Introduction
Why mechanistic interpretability matters, what limits neuron-level analysis, and how feature-based circuit discovery emerged as a response.
The capabilities of Large Language Models (LLMs) and their widespread use are increasing. These models are being integrated into critical areas such as law and medicine. However, our understanding of these systems remains fairly limited. The intelligence and capabilities within these systems appear to emerge from their massive scale (billions or trillions of parameters), and it has been established that their functioning mechanism extends beyond solely modeling language. As a result of their massive size, these models learn an underlying world model upon which the text is based and can run internal simulations.[Janus, 2022] They possess complex circuitry to conduct reasoning and mathematics.[Ivanitskiy et al., 2023]
Why Interpretability Is Urgent
Understanding the internal mechanism is crucial for the safety and alignment of these systems as they progressively get integrated into critical infrastructure. One popular case study[Lynch et al., 2025] demonstrates that all flagship models (including those from Anthropic, OpenAI, Google, Meta, and others) resorted to blackmailing critical employees when suspecting shutdown. Therefore, aligning the intentions of these systems with human values is an absolute necessity.
Mechanistic Interpretability is a sub-field of broader interpretability research that aims to explain the internal mechanisms of these models in a granular fashion, by explicitly specifying the neural network's internal computation. Exploring internal circuits is a popular method to reverse-engineer the models. Circuits are interpretable subcomputations responsible for certain model behaviours.
From Manual to Automated Circuit Discovery
Circuit discovery has predominantly relied on manually dissecting and inspecting the models. Olsson et al. [2022] located attention heads responsible for in-context learning by suppressing specific heads and observing the output.

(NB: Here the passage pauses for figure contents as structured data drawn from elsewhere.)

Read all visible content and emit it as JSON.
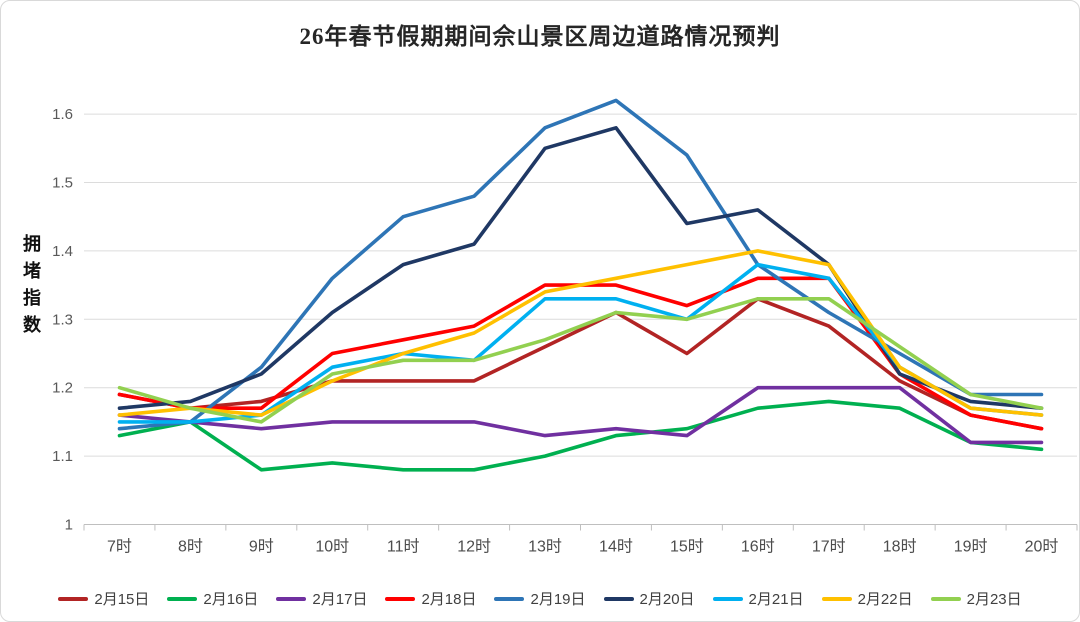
{
  "chart_data": {
    "type": "line",
    "title": "26年春节假期期间佘山景区周边道路情况预判",
    "ylabel": "拥堵指数",
    "xlabel": "",
    "ylim": [
      1,
      1.6
    ],
    "ytick_labels": [
      "1",
      "1.1",
      "1.2",
      "1.3",
      "1.4",
      "1.5",
      "1.6"
    ],
    "categories": [
      "7时",
      "8时",
      "9时",
      "10时",
      "11时",
      "12时",
      "13时",
      "14时",
      "15时",
      "16时",
      "17时",
      "18时",
      "19时",
      "20时"
    ],
    "grid": "horizontal",
    "legend_position": "bottom",
    "series": [
      {
        "name": "2月15日",
        "color": "#B22424",
        "values": [
          1.19,
          1.17,
          1.18,
          1.21,
          1.21,
          1.21,
          1.26,
          1.31,
          1.25,
          1.33,
          1.29,
          1.21,
          1.16,
          1.14
        ]
      },
      {
        "name": "2月16日",
        "color": "#00B050",
        "values": [
          1.13,
          1.15,
          1.08,
          1.09,
          1.08,
          1.08,
          1.1,
          1.13,
          1.14,
          1.17,
          1.18,
          1.17,
          1.12,
          1.11
        ]
      },
      {
        "name": "2月17日",
        "color": "#7030A0",
        "values": [
          1.16,
          1.15,
          1.14,
          1.15,
          1.15,
          1.15,
          1.13,
          1.14,
          1.13,
          1.2,
          1.2,
          1.2,
          1.12,
          1.12
        ]
      },
      {
        "name": "2月18日",
        "color": "#FF0000",
        "values": [
          1.19,
          1.17,
          1.17,
          1.25,
          1.27,
          1.29,
          1.35,
          1.35,
          1.32,
          1.36,
          1.36,
          1.22,
          1.16,
          1.14
        ]
      },
      {
        "name": "2月19日",
        "color": "#2E75B6",
        "values": [
          1.14,
          1.15,
          1.23,
          1.36,
          1.45,
          1.48,
          1.58,
          1.62,
          1.54,
          1.38,
          1.31,
          1.25,
          1.19,
          1.19
        ]
      },
      {
        "name": "2月20日",
        "color": "#1F3864",
        "values": [
          1.17,
          1.18,
          1.22,
          1.31,
          1.38,
          1.41,
          1.55,
          1.58,
          1.44,
          1.46,
          1.38,
          1.22,
          1.18,
          1.17
        ]
      },
      {
        "name": "2月21日",
        "color": "#00B0F0",
        "values": [
          1.15,
          1.15,
          1.16,
          1.23,
          1.25,
          1.24,
          1.33,
          1.33,
          1.3,
          1.38,
          1.36,
          1.23,
          1.17,
          1.16
        ]
      },
      {
        "name": "2月22日",
        "color": "#FFC000",
        "values": [
          1.16,
          1.17,
          1.16,
          1.21,
          1.25,
          1.28,
          1.34,
          1.36,
          1.38,
          1.4,
          1.38,
          1.23,
          1.17,
          1.16
        ]
      },
      {
        "name": "2月23日",
        "color": "#92D050",
        "values": [
          1.2,
          1.17,
          1.15,
          1.22,
          1.24,
          1.24,
          1.27,
          1.31,
          1.3,
          1.33,
          1.33,
          1.26,
          1.19,
          1.17
        ]
      }
    ]
  },
  "colors": {
    "background": "#FFFFFF",
    "card_border": "#D9D9D9",
    "gridline": "#DCDCDC",
    "axis_line": "#BFBFBF",
    "title_text": "#262626",
    "tick_text": "#595959",
    "xlabel_text": "#4D4D4D",
    "legend_text": "#404040"
  }
}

Meng et al. [2022] located and edited factual information stored in GPT by altering component activations to understand their causal contributions—a technique referred to as activation patching. While these methods can isolate components active in the generation of an output, they do not provide edge relations between them. Goldowsky-Dill et al. [2023] utilized path patching (also referred to as edge patching) to identify the edges between components.
These methods of analysis are based on manual human intervention and require intuition-based hypotheses to verify the mechanisms. This reliance on human intuition and manual experimentation limits the scalability of these approaches. Conmy et al. [2023] automated the circuit discovery process by applying edge patching recursively from the output node back to the inputs, identifying the computational subgraph responsible for a specific behavior. However, since patching each edge requires a separate forward pass, this method is computationally expensive.
Syed et al. [2023] formalized Attribution Patching, originally proposed by [Nanda, 2023]. This method approximates the effect of patching edges using a first-order Taylor expansion. By computing the gradients of the task-specific metric with respect to the activations (obtained via a backward pass), the method approximates the causal contributions of edges without requiring a separate forward pass for each edge. This makes patching applicable to industrial-scale models.
The Polysemanticity Problem
The mentioned methods allow us to connect causal components into circuits; however, the identified relations are binary—indicating simply whether component A sends information to B. Consequently, these methods do not provide interpretable, linear edge weights. More importantly, the identified components (often neurons) are not interpretable themselves. While we can identify a neuron's contribution to an output, this does not mean that is the neuron's sole function. Neurons are often shown to fire for many unrelated input features. These are known as polysemantic neurons, which are explained in Section 2.
Scope of This Survey
Sparse Autoencoders (SAEs) and Transcoders were developed to obtain interpretable causal units of analysis in LLMs, known as features, because neurons are non-interpretable units. This survey paper focuses on circuit discovery methods that use these interpretable features as their causal units.